富士通は2009年9月28日、携帯電話に内蔵したセンサーを利用して、持っている人の体の動きを立体的に測定する「3Dモーションセンシングエンジン」技術を開発したと発表した。健康支援やスポーツ支援、生活行動支援などのサービスに活用してゆく。サービスの第一弾として、ゴルフスイングのチェックができるケータイアプリ「ETGAスウィングレッスン」を開発した。

 「3Dモーションセンシングエンジン」は、身体運動時の一定時間内の腰の回転量や腰の向きが、運動パターンごとに異なる点に着目。特徴点を検出することで運動パターンを分析する。法政大学教授の渡辺嘉次郎氏が社長を務める「センシング・コントロール・ラボ」(本社:東京都小金井市)と協力して開発した。

 「ETGAスウィングレッスン」は、身体運動データからスイングフォームの軌道を分析し、スイングの診断を行う。加速度センサーとジャイロセンサーを搭載した携帯電話を腰の部分に装着するだけでよく、評価とアドバイスが受けられるほか、自己の過去のベストスイングと比較もできる。プロゴルファーの江連忠氏が監修した。
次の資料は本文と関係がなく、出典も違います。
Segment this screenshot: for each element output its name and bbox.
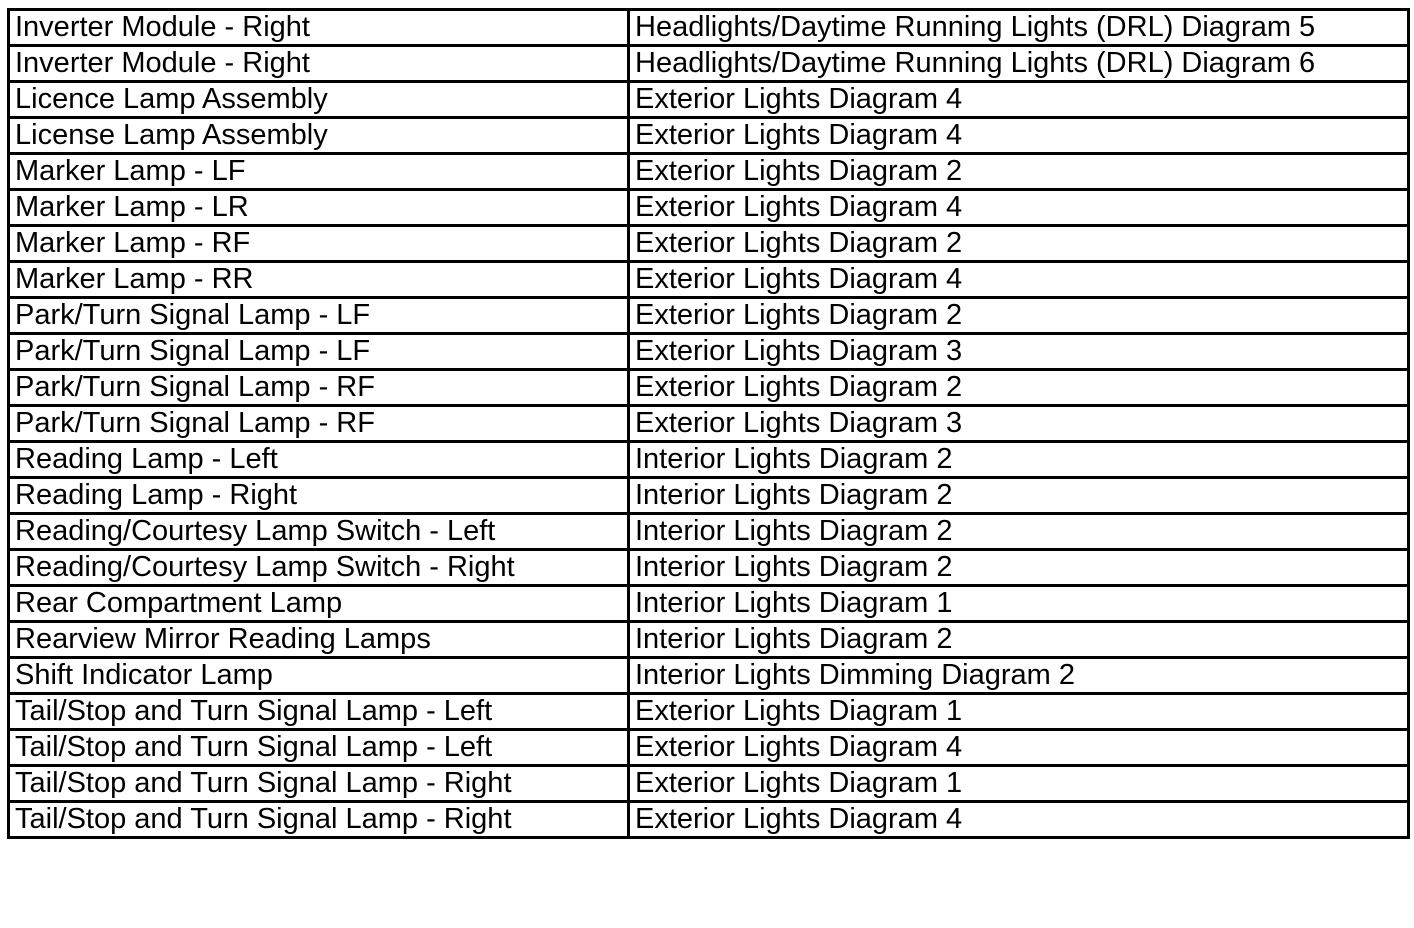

 またスイングデータのアップロード機能を搭載して、アプリ単体ではできないさまざまなサービスも展開可能。対応端末の発売時期は未定だが、発売の際にはゴルフダイジェスト・オンラインとのコラボレーションによるネットワークサービス「ゴルフスウィングチェックサイト(仮称)」を提供する予定。10月6日から幕張メッセで開催される「CEATEC JAPAN 2009」に出展し、体験コーナーを設ける。